The emulsion polymerized resin emulsion can be obtained by emulsion polymerizing, in a known method, at least one monomer selected from C₁ to C₈ alkylacrylates and methacrylates such as ethyl acrylate, propyl acrylate, butyl acrylate, isobutyl acrylate, octyl acrylate, dodecyl acrylate, 2-ethylhexyl acrylate, methyl methacrylate, ethyl methacrylate, propyl methacrylate, ethylhexyl methacrylate, and butyl methacrylate, mono- and di- (C₁ to C₅) alkylitaconates and fumarates, maleic anhydride, vinylidene chloride, styrene, m-methylstyrene, o-methylstyrene, p-methylstyrene, p-phenylstyrene, p-chlorostyrene, dichlorostyrene, vinyltoluene, acrylonitrile, methacrylonitrile, acrylamide, methacrylamide, acrylic acid, methacrylic acid, itaconic acid, fumaric acid, citraconic acid, crotonic acid, beta-acryloxypropionic acid, and hydroxy (C₁ to C₆) alkylacrylates and methacrylates.

In a case where an MFT (minimum film forming temperature) of the aforementioned emulsion polymerized resin emulsions ranges from 50° C. to 85° C., preferably from 55° C. to 80° C., a floor-polishing composition with excellent stain resistance can be obtained. A polymerized resin emulsion with an MFT of less than 50° C. can be used for the purpose of anti-slipping, if needed. However, if all of the polymers used have an MFT of less than 50° C., strong tackiness and reduced soil resistance take place, which is undesirable. When using a polymerized resin emulsion having an MFT of less than 50° C., it is desirable to use, together, a polymerized resin emulsion having an MFT of 50° or higher in a proportion of 30 wt. % or greater relative to the resin portion in the polymerized resin emulsion.

The water-based floor-polishing composition of the present invention may further contains an emulsion of polyolefin having a carboxyl group with a mean particle size of 20 to 500 nm, preferably 20 to 300 nm, whereby a coated film strength can be improved.
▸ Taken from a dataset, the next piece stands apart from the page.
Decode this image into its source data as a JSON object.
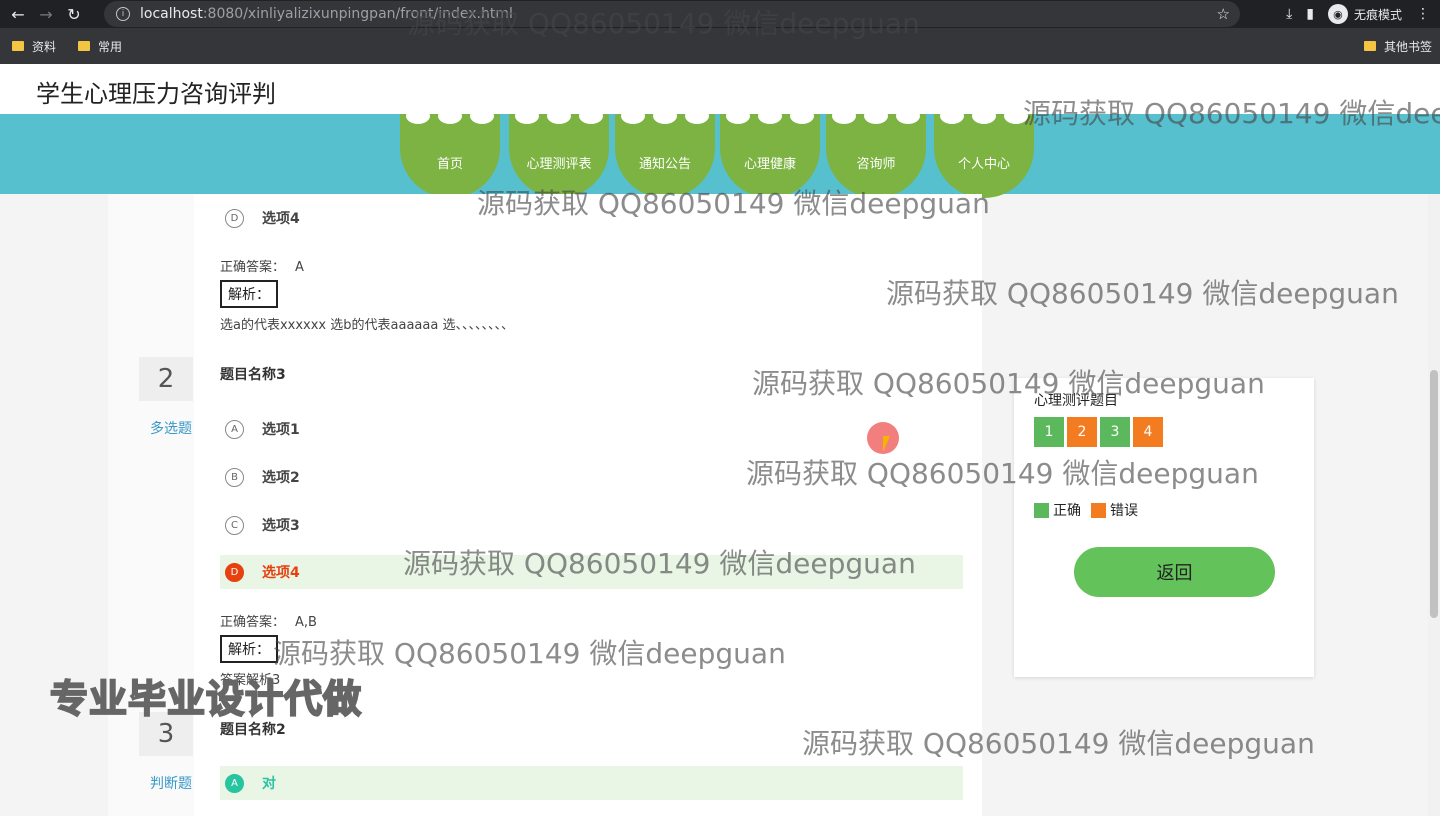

The emulsion of polyolefin having a carboxyl group can be manufactured, in a variety of emulsion methods, from a raw material olefin wax having an added carboxyl group, such as oxidized polyethylene wax, oxidized polypropylene wax, acid-modified polyethylene wax, and acid-modified polypropylene wax.

A particle size of the emulsions obtained depends upon the emulsification method, kind and amount of a surfactant used, and affects properties and stability of the floor-polish. If the mean particle size of the emulsions obtained by emulsification under pressure is greater than 500 nm, the stability of the water-based polish is poor and the gloss of the coating is poor. If an emulsion having an emulsion particle size less than 20 nm is to be produced, the amount of the surfactant must be increased, which results in reduced water resistance of the polish prepared.

The leveling agent of the present invention is preferably used in an amount ranging from 1 to 20 wt. %, more preferably 5 to 15 wt. %, relative to a solid of the emulsion polymerized resin emulsion. In this range, sufficient leveling performance can be achieved and reduction in durability can be avoided.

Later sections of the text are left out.